Sunday, January 16, 2011

Martin Luther King, Jr. Day

My daughter tells me that when she was in kindergarten or first grade that she kept looking for the crown on the king as they discussed Martin Luther King, Jr. Day. That is just one of the many confusions that children find about this day of honoring King and civil rights movement. Adults worry that too much information will upset young children but we want to teach the importance of his words and deeds on the lives they lead today. Then we struggle over when and how to introduce more of the events and people of this time and the issues that still resonate with us in today's world. Whatever the books I share with children on this issue my main purpose is to instill a sense of self-worth and self confidence in the children while helping them shape ideas of how they can work for positive change in their lives and their world.

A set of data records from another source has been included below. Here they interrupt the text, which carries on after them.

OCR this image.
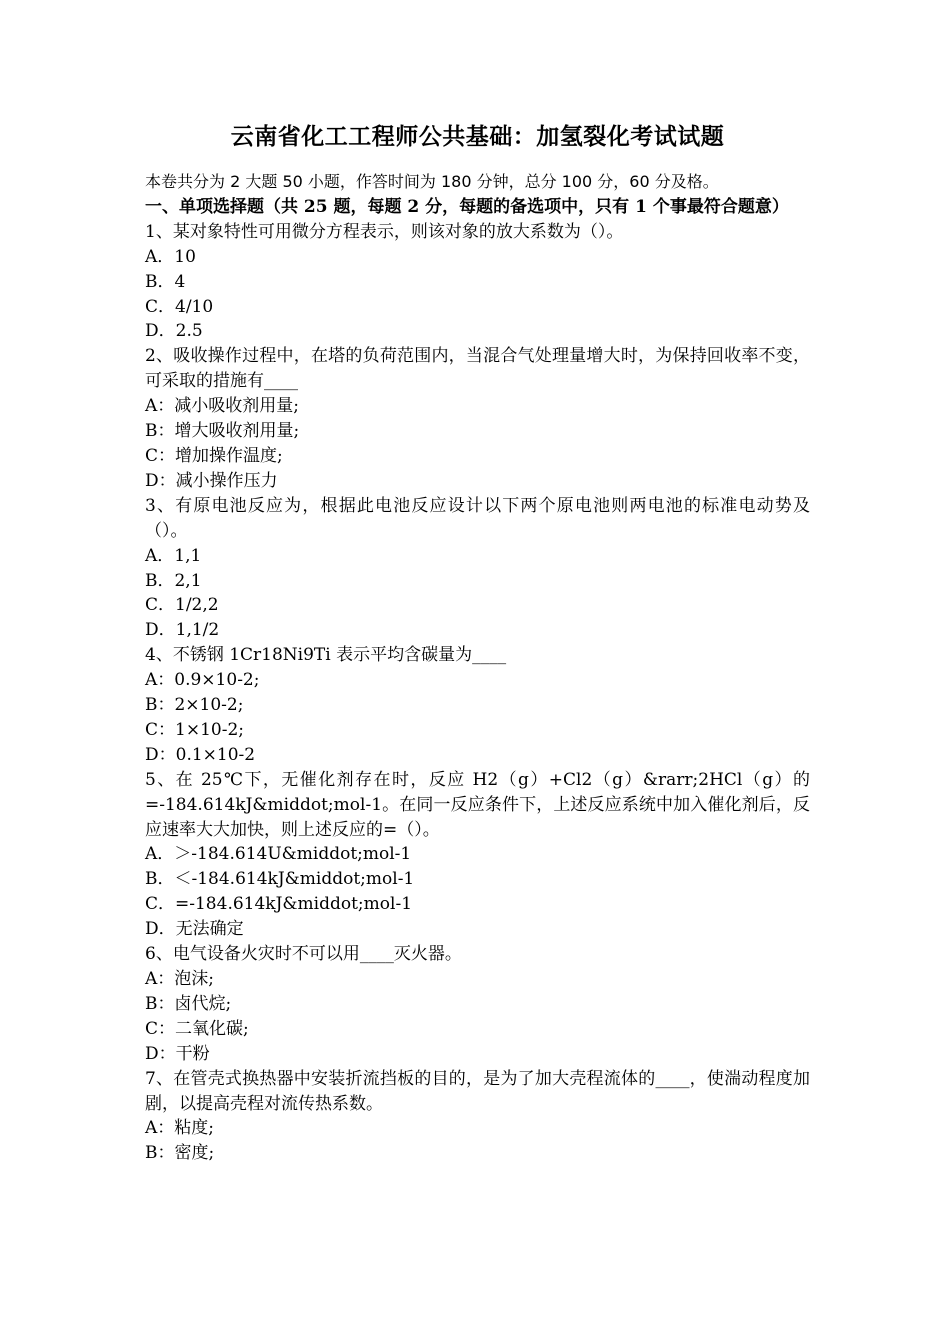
云南省化工工程师公共基础：加氢裂化考试试题
本卷共分为 2 大题 50 小题，作答时间为 180 分钟，总分 100 分，60 分及格。
一、单项选择题（共 25 题，每题 2 分，每题的备选项中，只有 1 个事最符合题意）
1、某对象特性可用微分方程表示，则该对象的放大系数为（）。
A．10
B．4
C．4/10
D．2.5
2、吸收操作过程中，在塔的负荷范围内，当混合气处理量增大时，为保持回收率不变，可采取的措施有____
A：减小吸收剂用量;
B：增大吸收剂用量;
C：增加操作温度;
D：减小操作压力
3、有原电池反应为，根据此电池反应设计以下两个原电池则两电池的标准电动势及（）。
A．1,1
B．2,1
C．1/2,2
D．1,1/2
4、不锈钢 1Cr18Ni9Ti 表示平均含碳量为____
A：0.9×10-2;
B：2×10-2;
C：1×10-2;
D：0.1×10-2
5、在 25℃下，无催化剂存在时，反应 H2（g）+Cl2（g）&rarr;2HCl（g）的=-184.614kJ&middot;mol-1。在同一反应条件下，上述反应系统中加入催化剂后，反应速率大大加快，则上述反应的=（）。
A．＞-184.614U&middot;mol-1
B．＜-184.614kJ&middot;mol-1
C．=-184.614kJ&middot;mol-1
D．无法确定
6、电气设备火灾时不可以用____灭火器。
A：泡沫;
B：卤代烷;
C：二氧化碳;
D：干粉
7、在管壳式换热器中安装折流挡板的目的，是为了加大壳程流体的____，使湍动程度加剧，以提高壳程对流传热系数。
A：粘度;
B：密度;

There are myriad books available about the Reverend Dr. Martin Luther King, Jr. Some are simple biographies and others are anthems to the man, sometimes making him a king of sorts. Parents looking at these books will want to decide what is the message that they most want to convey.

For me, the words of King are a large part of what inspired people to join him in the cause. These words form the core of the beautiful, awarding winning Martin's Big Words: The Life of Dr. Martin Luther King, Jr. by Doreen Rappaport. Illustrations in watercolor and collage dominate the over-sized pages of this picture book while the sparse text centers around quotes from King's speeches. The story ends not with his death, which is briefly presented
("...(H)e was shot. He died." )but with the promise that his words are immortal. While this book is aimed at children aged four to nine, it will be appreciated by all ages.

Perhaps the most often quoted words of Dr. King come from his "I Have a Dream" speech. King's sister Christine King Farris has written a picture book for slightly older (grades 2 and up) students remembering the days when her brother was writing his famous speech. March On!: The Day My Brother Martin Changed the World begins with some facts about Dr. King but its main focus is on the day in 1963 when he gave his speech as well as the work he put into making the speech one that would move every listener. The reader of this book will be carried directly to the midst of the crowd who listened and took the speech to heart. In My Brother Martin: A Sister Remembers Growing Up with the Reverend Dr. Martin Luther King, Jr., Farris tells more personal details of her brother in a picture book for slightly younger listeners.

Walter Dean Myers is an author whose work spans from picture books to young adult fiction with a generous dose of non-fiction and poetry thrown in for good measure. He, too, has written a picture book biography of Dr. King. I've Seen the Promised Land: The Life of Dr. Martin Luther King, Jr. begins in 1965 with the story of Rosa Parks and the Montgomery Bus Boycott and ends with King's support of the striking sanitation workers in Memphis in 1968 and the assassination a few days later. The highs and lows of the these turbulent years are both covered with an emphasis on the nonviolence that King preached, a concept made more powerful by the illustrations of the violent response to the marches.

Older readers (grades 4 and up) searching for more information on Dr. King will find a lot to enjoy in Tonya Bolden's M.L.K.: The Journey of a King which primarily employs photographs to supplement the biography. Some readers will be surprised by the reluctance that Dr. King expressed at being drawn into a leadership role. Sidebars and extended quotes add depth to the comfortable writing style.

In future posts I will touch on books that look at other leaders of the civil rights movement. The books here will give you a start for celebrating the birthday of the Reverend Dr. Martin Luther King, Jr.